Ask me if I am at all surprised to hear there are some issues – and lots of questions and disagreements – with the visible black character “standard” that was concocted by a joint task force a couple years back. In addition to my first post about this at the old MT Exchange site, I posted a followup earlier this year: Visible black character, revisited. In addition, I put a web site dedicated to an explanation of the various methods of billing, including the visible black character.
As I had predicted – there’s no method that can’t be manipulated.
Whether the issues arise from manipulation or from the fact that the “Joint Task Force on Standards Development” issued a white paper, not a standard, and failed to use actual standard-setting methodology, is debatable. But – I was catching up on my reading and came across For the Record‘s article: “Buyer be Aware.” I’m sending a great big thank you to them for putting this online so everyone can read it.
My first bone of contention in this article is some of the quotes attributed to Dale Kivi, director of business development at FutureNet Technologies.
While many companies such as SPi say they prefer that providers adopt the VBC method, Kivi suggests that a good deal of the resistance has come from transcriptionists themselves. “Whereas HIM directors have been coming up to speed on adopting VBC, the understanding and acceptance at the MT [medical transcriptionist] level has not progressed as rapidly,” he says. “Some transcriptionists are wary of changing because there have already been so many changes to their compensation. They see any change as something that could reduce their pay for the same volume of work. And because the VBC method eliminates payment for spaces, they worry it will eliminate something from their salary as well, which of course it does not.”
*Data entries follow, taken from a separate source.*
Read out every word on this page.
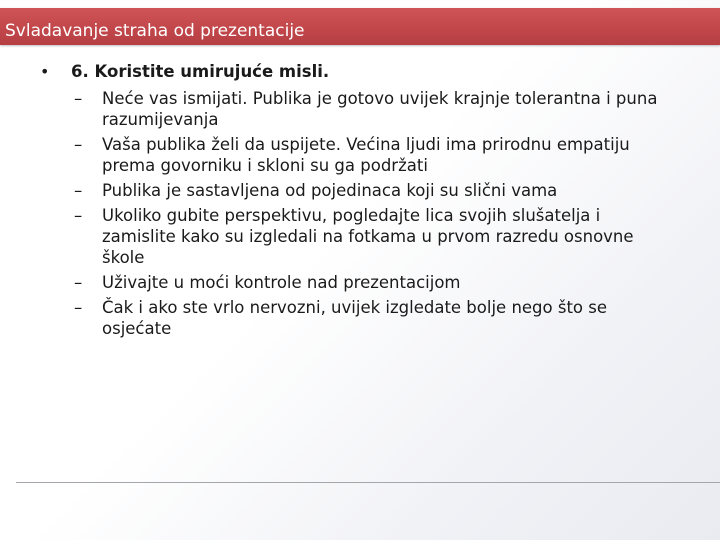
Svladavanje straha od prezentacije
• 6. Koristite umirujuće misli.
– Neće vas ismijati. Publika je gotovo uvijek krajnje tolerantna i puna razumijevanja
– Vaša publika želi da uspijete. Većina ljudi ima prirodnu empatiju prema govorniku i skloni su ga podržati
– Publika je sastavljena od pojedinaca koji su slični vama
– Ukoliko gubite perspektivu, pogledajte lica svojih slušatelja i zamislite kako su izgledali na fotkama u prvom razredu osnovne škole
– Uživajte u moći kontrole nad prezentacijom
– Čak i ako ste vrlo nervozni, uvijek izgledate bolje nego što se osjećate
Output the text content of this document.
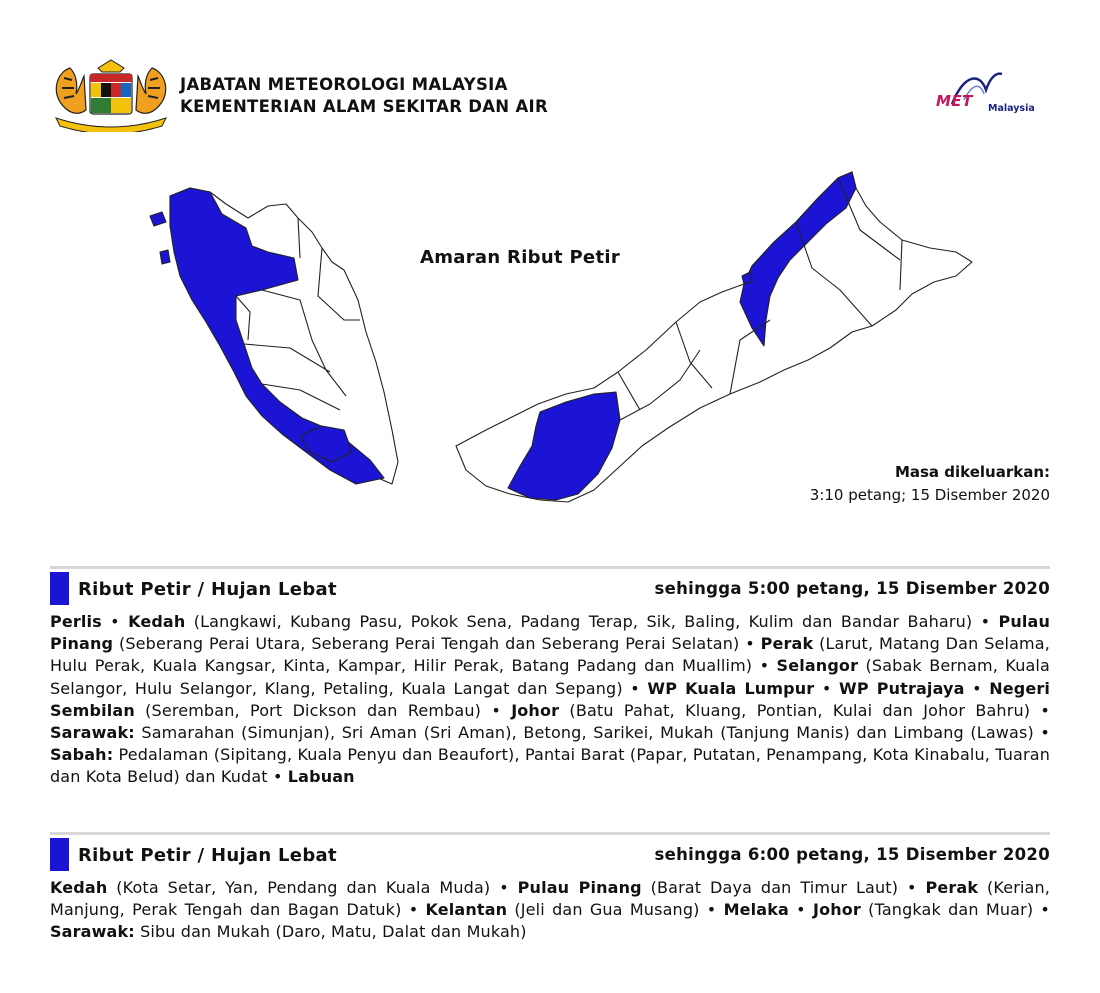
JABATAN METEOROLOGI MALAYSIA
KEMENTERIAN ALAM SEKITAR DAN AIR	MET Malaysia
Amaran Ribut Petir
Masa dikeluarkan:
3:10 petang; 15 Disember 2020
Ribut Petir / Hujan Lebat	sehingga 5:00 petang, 15 Disember 2020
Perlis • Kedah (Langkawi, Kubang Pasu, Pokok Sena, Padang Terap, Sik, Baling, Kulim dan Bandar Baharu) • Pulau Pinang (Seberang Perai Utara, Seberang Perai Tengah dan Seberang Perai Selatan) • Perak (Larut, Matang Dan Selama, Hulu Perak, Kuala Kangsar, Kinta, Kampar, Hilir Perak, Batang Padang dan Muallim) • Selangor (Sabak Bernam, Kuala Selangor, Hulu Selangor, Klang, Petaling, Kuala Langat dan Sepang) • WP Kuala Lumpur • WP Putrajaya • Negeri Sembilan (Seremban, Port Dickson dan Rembau) • Johor (Batu Pahat, Kluang, Pontian, Kulai dan Johor Bahru) • Sarawak: Samarahan (Simunjan), Sri Aman (Sri Aman), Betong, Sarikei, Mukah (Tanjung Manis) dan Limbang (Lawas) • Sabah: Pedalaman (Sipitang, Kuala Penyu dan Beaufort), Pantai Barat (Papar, Putatan, Penampang, Kota Kinabalu, Tuaran dan Kota Belud) dan Kudat • Labuan
Ribut Petir / Hujan Lebat	sehingga 6:00 petang, 15 Disember 2020
Kedah (Kota Setar, Yan, Pendang dan Kuala Muda) • Pulau Pinang (Barat Daya dan Timur Laut) • Perak (Kerian, Manjung, Perak Tengah dan Bagan Datuk) • Kelantan (Jeli dan Gua Musang) • Melaka • Johor (Tangkak dan Muar) • Sarawak: Sibu dan Mukah (Daro, Matu, Dalat dan Mukah)
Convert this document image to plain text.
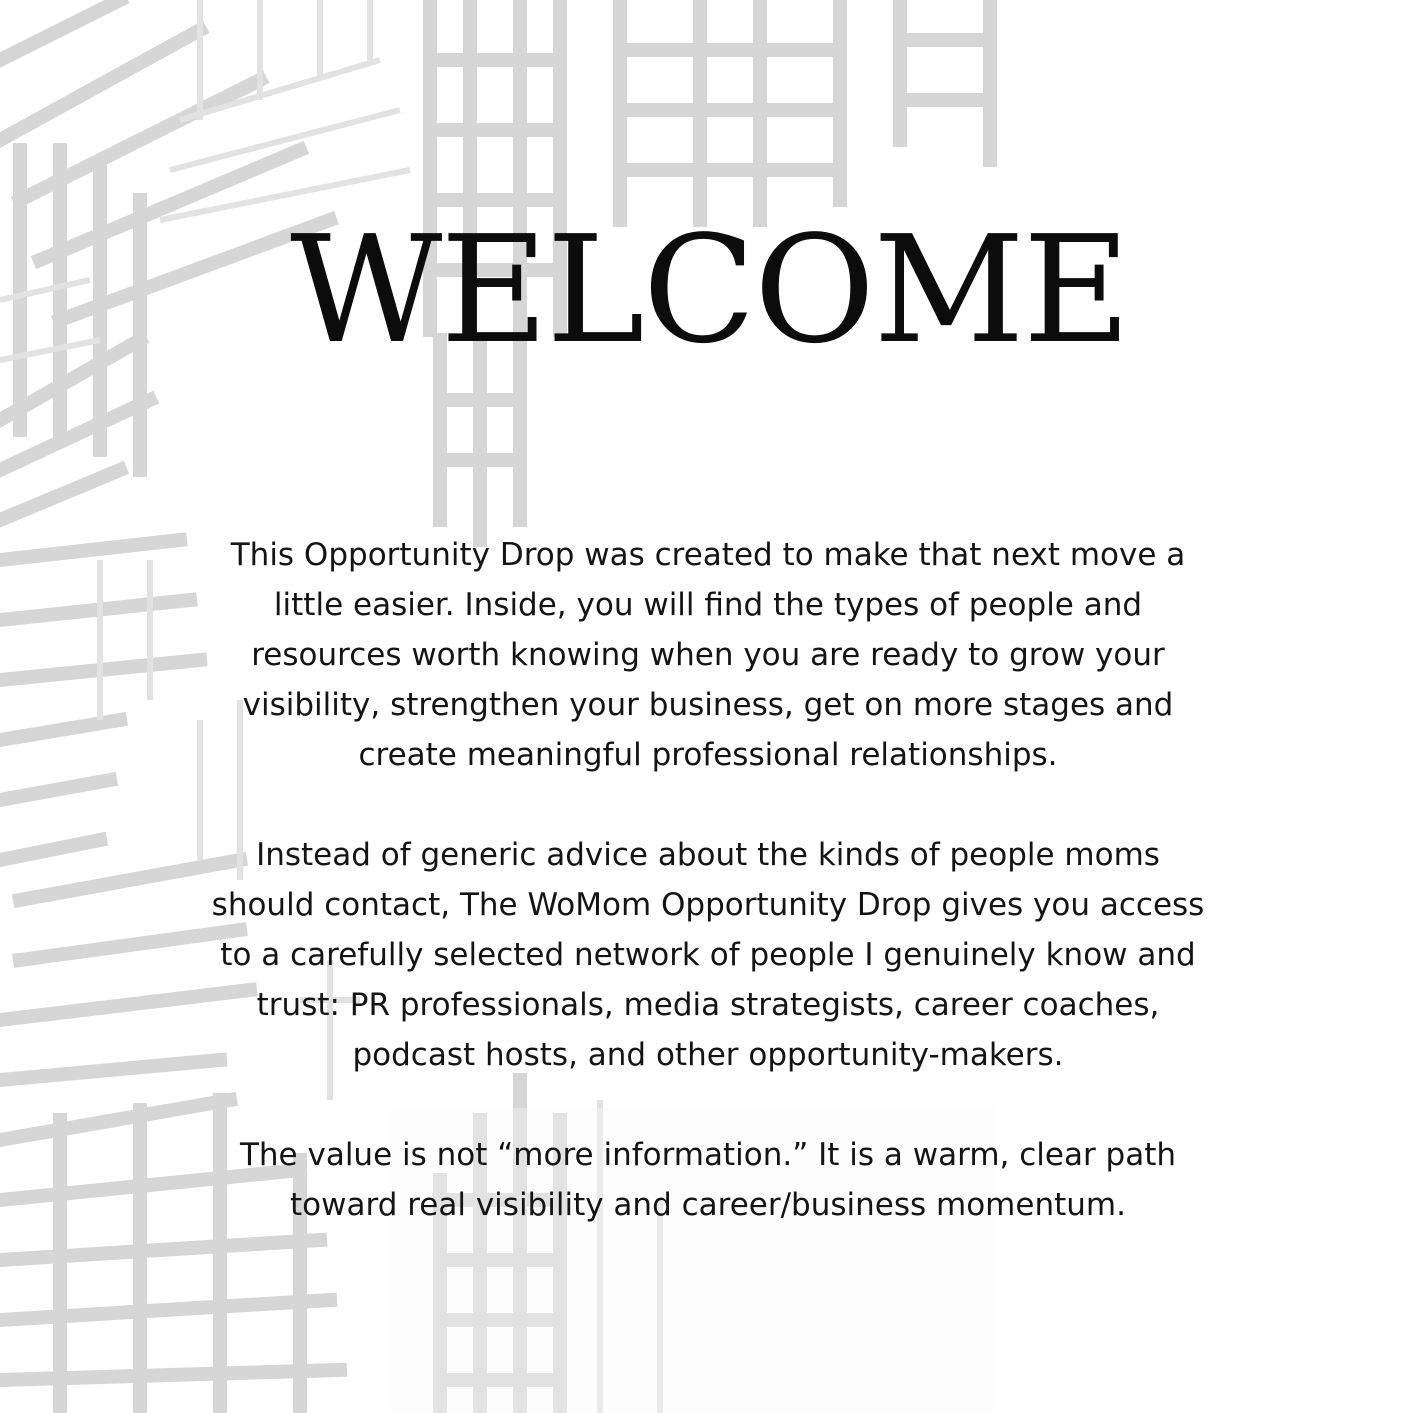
WELCOME

This Opportunity Drop was created to make that next move a little easier. Inside, you will find the types of people and resources worth knowing when you are ready to grow your visibility, strengthen your business, get on more stages and create meaningful professional relationships.

Instead of generic advice about the kinds of people moms should contact, The WoMom Opportunity Drop gives you access to a carefully selected network of people I genuinely know and trust: PR professionals, media strategists, career coaches, podcast hosts, and other opportunity-makers.

The value is not “more information.” It is a warm, clear path toward real visibility and career/business momentum.
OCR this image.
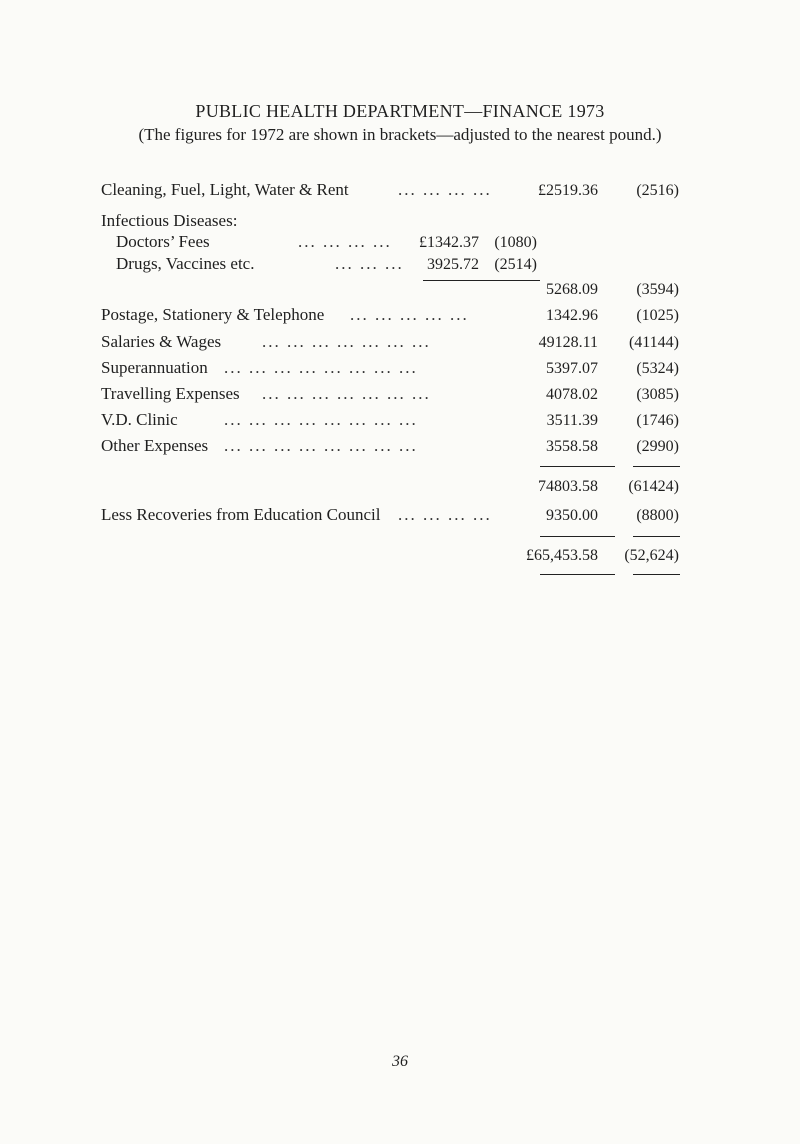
PUBLIC HEALTH DEPARTMENT—FINANCE 1973
(The figures for 1972 are shown in brackets—adjusted to the nearest pound.)
Cleaning, Fuel, Light, Water & Rent	... ... ... ...	£2519.36	(2516)
Infectious Diseases:
Doctors’ Fees	... ... ... ...	£1342.37 (1080)
Drugs, Vaccines etc.	... ... ...	3925.72 (2514)
5268.09	(3594)
Postage, Stationery & Telephone ... ... ... ... ...	1342.96	(1025)
Salaries & Wages ... ... ... ... ... ... ...	49128.11	(41144)
Superannuation ... ... ... ... ... ... ... ...	5397.07	(5324)
Travelling Expenses ... ... ... ... ... ... ...	4078.02	(3085)
V.D. Clinic	... ... ... ... ... ... ... ...	3511.39	(1746)
Other Expenses ... ... ... ... ... ... ... ...	3558.58	(2990)
74803.58	(61424)
Less Recoveries from Education Council ... ... ... ...	9350.00	(8800)
£65,453.58	(52,624)
36
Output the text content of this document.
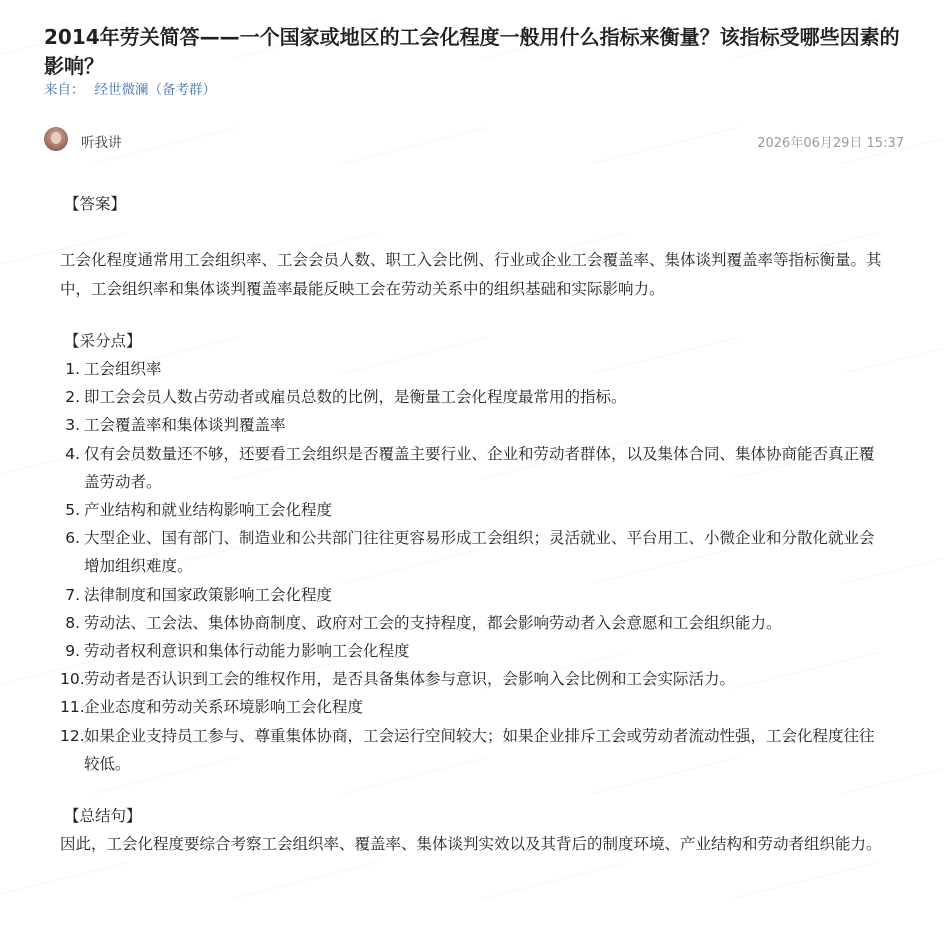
2014年劳关简答——一个国家或地区的工会化程度一般用什么指标来衡量？该指标受哪些因素的影响？
来自： 经世微澜（备考群）
听我讲	2026年06月29日 15:37
【答案】
工会化程度通常用工会组织率、工会会员人数、职工入会比例、行业或企业工会覆盖率、集体谈判覆盖率等指标衡量。其中，工会组织率和集体谈判覆盖率最能反映工会在劳动关系中的组织基础和实际影响力。
【采分点】
1. 工会组织率
2. 即工会会员人数占劳动者或雇员总数的比例，是衡量工会化程度最常用的指标。
3. 工会覆盖率和集体谈判覆盖率
4. 仅有会员数量还不够，还要看工会组织是否覆盖主要行业、企业和劳动者群体，以及集体合同、集体协商能否真正覆盖劳动者。
5. 产业结构和就业结构影响工会化程度
6. 大型企业、国有部门、制造业和公共部门往往更容易形成工会组织；灵活就业、平台用工、小微企业和分散化就业会增加组织难度。
7. 法律制度和国家政策影响工会化程度
8. 劳动法、工会法、集体协商制度、政府对工会的支持程度，都会影响劳动者入会意愿和工会组织能力。
9. 劳动者权利意识和集体行动能力影响工会化程度
10. 劳动者是否认识到工会的维权作用，是否具备集体参与意识，会影响入会比例和工会实际活力。
11. 企业态度和劳动关系环境影响工会化程度
12. 如果企业支持员工参与、尊重集体协商，工会运行空间较大；如果企业排斥工会或劳动者流动性强，工会化程度往往较低。
【总结句】
因此，工会化程度要综合考察工会组织率、覆盖率、集体谈判实效以及其背后的制度环境、产业结构和劳动者组织能力。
Dale, obviously you don’t work in the trenches. Let’s count the number of MTs who comment on this and tell me that they were asked to convert to the VBC and either (a) didn’t get an increase in line rate to compensate for the lost characters, (b) weren’t advised that a change to the VBC without a compensatory increase in the rate paid per line would result in reduced pay for more work and/or (c) weren’t even advised that their company’s line counting software was being changed to the VBC.
And here we have a promotion of the biggest lie perpetuated by those promoting the VBC:
One of the most important benefits of converting to the VBC method is that it allows documents to be easily verifiable. With previous methods, there was room for improper billing practices to take place.
I have to keep beating this drum:
- There are no methods that can’t be manipulated
- Unless someone is counting – manually – all the visible black characters (note the importance of the word in bold), this method is no more accurate than any other method that uses software to count the billable units.
The assertion made by Kivi and others is that the VBC is much easier to audit because “what you see is what you pay for.” I would like to know from the industry leaders how many companies are auditing by actually counting the visible characters with no software. Because the bottom line is – the VBC is only more accurate if you actually sit and count each visible character on the document you are auditing and only easier if you were using an abacus to verify your invoices prior to going to the VBC.
Oh – but wait! Read on in the article and you see where the cracks are starting to show in the stressed-out “standard.”
Of course, nothing is ever 100% foolproof, and there are some bones of contention even when using VBCs.
“Headers and footers are one issue,” says Cohen [president of SPi Healthcare]. “Some clients are OK with counting headers and footers across all pages, since they are visual characters, while others may insist on counting the first page only.”
What a surprise – some people want to have their cake and eat it, too! Look, folks – either you pay for all the characters you see on each and every page – or this “standard” starts on that slippery slope to join the calculated line. It seems the demographics are joining the headers and footers on that slippery slope. It doesn’t at all surprise me that this issue has come up. There were reasons why the calculated line was abused and those reasons still exist in the industry. Those reasons didn’t go anywhere just because a joint committee got together and came up with a new way of counting billable units. At fault are both parties involved in the transaction (you know who you are).
Now here’s what I find to be the real kicker in the whole article:
Kivi agrees that it’s important for both parties to be clear about these types of details to avoid the perception that the transcription service is attempting to sneak something under the radar. In that regard, he considers communication to be a key to better billing.
No s***, Sherlock. And if this was the case across the board, there wouldn’t be a need for the VBC.
Back to my bottom line: you can use any method of calculating a billable unit as long as it is transparent and verifiable.
Oh yeah – and I’m just never going to understand how any of these people can claim the VBC is easier to verify. I’m begging Kivi or anyone else to explain it to me.